When the women of Kidbrooke in southeast London learned Sabina Nessa, an elementary school teacher living in their community, was found murdered in their local park, many had the same thought: It could have been me.
“Police said that she left her home to meet her friend in a local pub and it was just five minutes’ walk for her. We often go to this pub and it is also around five, 10 minutes walk for us. You feel it might have happened to you. It might happen anywhere,” Aliya Isaeva, a young mother who has been living in the area for about two years, told CNN.
Newly-built apartment buildings with carefully landscaped lawns surround the train station. Across the tracks, many more are being built.
Isaeva and her friend and fellow mum Sueda Ciftci said they visit the park where the 28-year-old teacher was killed last Friday at least once a week. They’ve always felt safe around there. “We chose this area because there are lots of parks. It’s a good family area,” Ciftci said.
The neighborhood is still struggling to come to terms with the murder. Throughout the week, people have been laying flowers in the park, lighting candles and leaving notes for Nessa’s family. When a vigil was held at a square just up the road from the park on Friday evening, large crowds of people, mostly women, turned up.
Many struggled to hold back their tears when Nessa’s sister Jebina Yasmin Islam told them about the pain she and her family experienced. “This feels like we’re stuck in a bad dream and we can’t get out of it,” she said. “We have lost our sister, my parents lost their daughter and my girls have lost such a brilliant, loving, caring auntie.”
Gender violence epidemic
Nessa’s killing has sparked a renewed outcry about Britain’s epidemic of violence against women and girls. Nessa is thought to have been murdered on her short journey through the park, with her body found on Saturday afternoon, close to a nearby community center.
“It’s just an unending cycle of violence against women and it’s really depressing,” Jamie Klingler, one of the co-founders of the Reclaim These Streets campaign group, told CNN.
The group was formed after the assault and murder of 33-year-old Sarah Everard in March. Everard went missing after leaving a friend’s house in Clapham, south London, on May 3, and her disappearance sparked an outpouring across social media from women sharing their own experiences of sexual assault and harassment. A Metropolitan Police officer later pleaded guilty to murdering her.
Klingler said the murder of Nessa showed nothing has changed in the six months since Everard was killed in May. “Violence against women is not [in] the top three priorities of any police department in England or Wales. We don’t even rank. Nobody is taking this seriously,” she said.
According to the safety app WalkSafe, there were 112 violent and sex crimes reported within a 1.5 kilometer (0.9 miles) radius of the park where Nessa was killed, just in July, the most recent month for which police figures are available.
“Right now the [local] council is giving out panic alarms and they’re giving out pieces of paper saying you have to walk with somebody … how is it all on us to protect ourselves rather than on society and the government and the police to keep us alive?” Klingler said.

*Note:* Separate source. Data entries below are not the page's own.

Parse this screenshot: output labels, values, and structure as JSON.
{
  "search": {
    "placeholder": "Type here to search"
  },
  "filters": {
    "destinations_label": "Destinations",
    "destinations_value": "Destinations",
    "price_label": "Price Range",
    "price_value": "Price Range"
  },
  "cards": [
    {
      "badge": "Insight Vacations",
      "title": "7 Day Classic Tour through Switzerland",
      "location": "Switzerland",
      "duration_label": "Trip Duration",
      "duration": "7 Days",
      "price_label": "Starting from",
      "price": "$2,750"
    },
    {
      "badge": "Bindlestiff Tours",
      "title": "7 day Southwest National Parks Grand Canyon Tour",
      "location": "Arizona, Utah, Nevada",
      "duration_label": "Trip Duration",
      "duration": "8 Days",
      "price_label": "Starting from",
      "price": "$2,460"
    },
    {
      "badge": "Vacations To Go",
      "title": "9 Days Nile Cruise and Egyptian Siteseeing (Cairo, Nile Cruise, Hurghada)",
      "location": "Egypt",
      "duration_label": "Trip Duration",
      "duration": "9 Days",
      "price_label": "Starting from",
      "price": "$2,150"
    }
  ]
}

At the vigil on Friday, Clive Efford, the local MP, said 78 women have died in violent attacks since Everard was murdered in May.

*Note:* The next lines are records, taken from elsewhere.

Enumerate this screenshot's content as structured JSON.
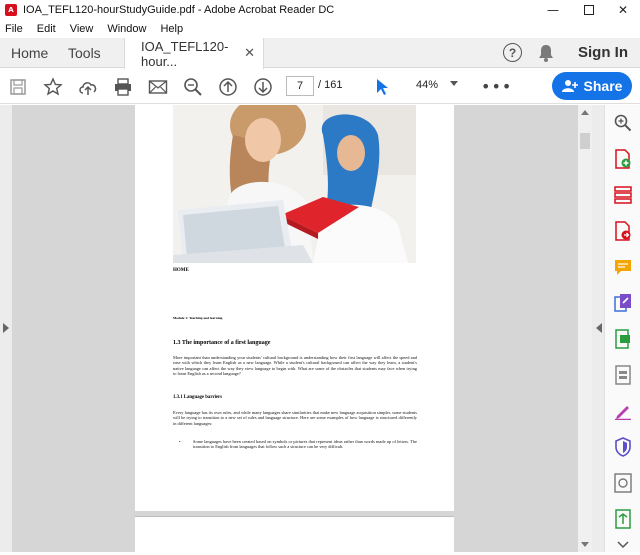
{
  "window": {
    "title": "IOA_TEFL120-hourStudyGuide.pdf - Adobe Acrobat Reader DC",
    "app_icon_text": "A"
  },
  "menu": [
    "File",
    "Edit",
    "View",
    "Window",
    "Help"
  ],
  "tabs": {
    "home": "Home",
    "tools": "Tools",
    "document": "IOA_TEFL120-hour...",
    "help_glyph": "?",
    "signin": "Sign In"
  },
  "toolbar": {
    "page_current": "7",
    "page_total": "/  161",
    "zoom": "44%",
    "more": "•••",
    "share": "Share"
  },
  "document": {
    "home_label": "HOME",
    "module_label": "Module 1: Teaching and learning",
    "heading": "1.3 The importance of a first language",
    "para1": "More important than understanding your students' cultural background is understanding how their first language will affect the speed and ease with which they learn English as a new language. While a student's cultural background can affect the way they learn, a student's native language can affect the way they view language to begin with. What are some of the obstacles that students may face when trying to learn English as a second language?",
    "subheading": "1.3.1 Language barriers",
    "para2": "Every language has its own rules, and while many languages share similarities that make new language acquisition simpler, some students will be trying to transition to a new set of rules and language structure. Here are some examples of how language is structured differently in different languages:",
    "bullet_mark": "•",
    "bullet1": "Some languages have been created based on symbols or pictures that represent ideas rather than words made up of letters. The transition to English from languages that follow such a structure can be very difficult."
  },
  "colors": {
    "accent": "#1473e6",
    "workspace": "#d6d6d6",
    "acrobat_red": "#d6101c"
  }
}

Efford said a cultural change needed to take place in the UK. “Those sexist jokes that just slip off the tongue around the coffee machine, that’s where it starts, that’s the small steps that create the environment where people feel that they can become violent and aggressive towards women and girls, so if we want to bring about change, we have to live that change and be that change,” he said to applause from the crowd.

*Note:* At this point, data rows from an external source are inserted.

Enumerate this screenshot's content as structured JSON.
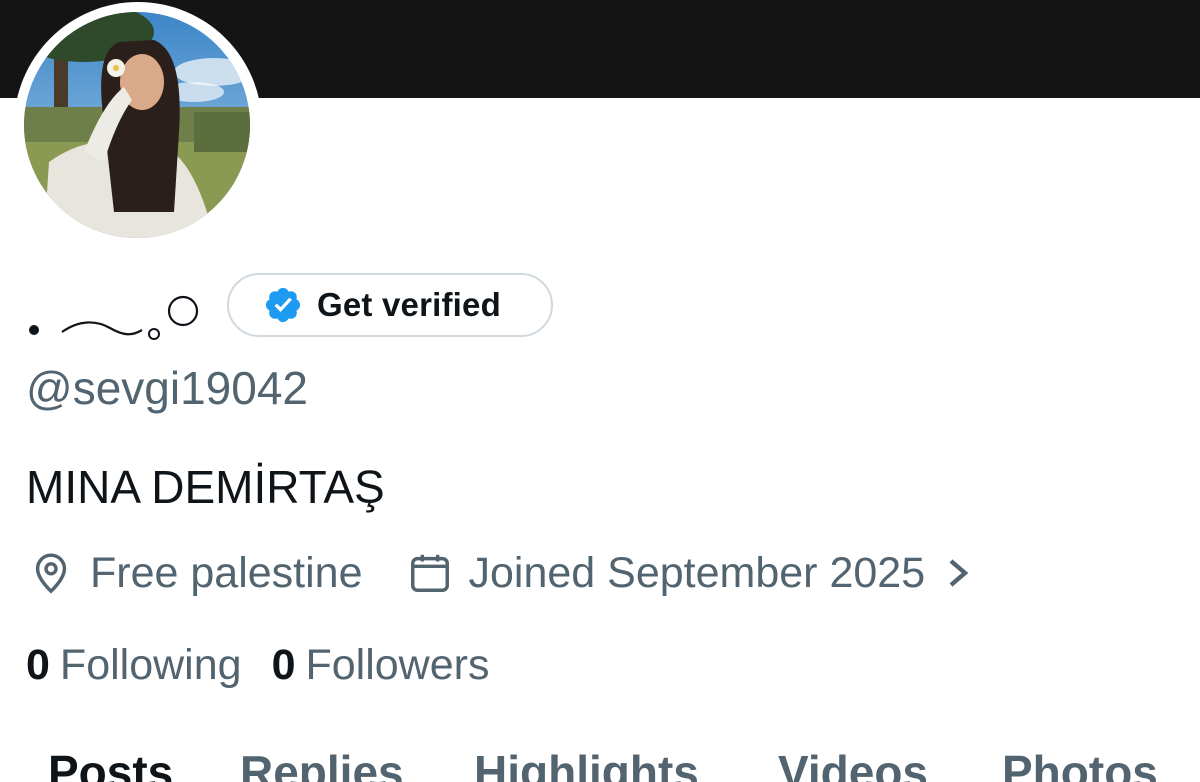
{
  "profile": {
    "display_name_graphic": "display-name-dot-wave-circle",
    "get_verified_label": "Get verified",
    "handle": "@sevgi19042",
    "bio": "MINA DEMİRTAŞ",
    "location": "Free palestine",
    "joined": "Joined September 2025",
    "following_count": "0",
    "following_label": "Following",
    "followers_count": "0",
    "followers_label": "Followers"
  },
  "tabs": [
    {
      "label": "Posts",
      "active": true
    },
    {
      "label": "Replies",
      "active": false
    },
    {
      "label": "Highlights",
      "active": false
    },
    {
      "label": "Videos",
      "active": false
    },
    {
      "label": "Photos",
      "active": false
    }
  ],
  "colors": {
    "banner": "#141414",
    "primary_text": "#0f1419",
    "secondary_text": "#536471",
    "verified_blue": "#1d9bf0",
    "border": "#cfd9de"
  },
  "icons": {
    "verified": "verified-badge-icon",
    "location": "location-pin-icon",
    "calendar": "calendar-icon",
    "chevron": "chevron-right-icon"
  }
}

The British government in July unveiled a new plan to tackle violence against women and girls. But campaigners have said it doesn’t go far enough. Refuge, a charity helping women who are victims of domestic violence, said the plan did not provide adequate funding and missed out on an opportunity to put real changes in place.
Manuela Colombini, who has lived in the area for about 15 years, said she felt it was her duty to attend the vigil to express her solidarity with Nessa’s family and make her voice heard. “We want to feel safe. I have two young daughters and I don’t want them to grow up and think that they cannot go out in the streets or to a park that is near here where we take our dogs,” she said. “It’s important to be able to show that we are here and this is not acceptable,” she said.
Most of those who gathered in Kidbrooke on Friday didn’t know Nessa personally. Like Colombini, they came because they wanted to support the community, take a stand and ensure her story is not forgotten. When one of the speakers encouraged the crowd to say Nessa’s name, they did, the sound of hundreds of voices echoing through the square: “Sabina Nessa. Sabina Nessa. Sabina Nessa.”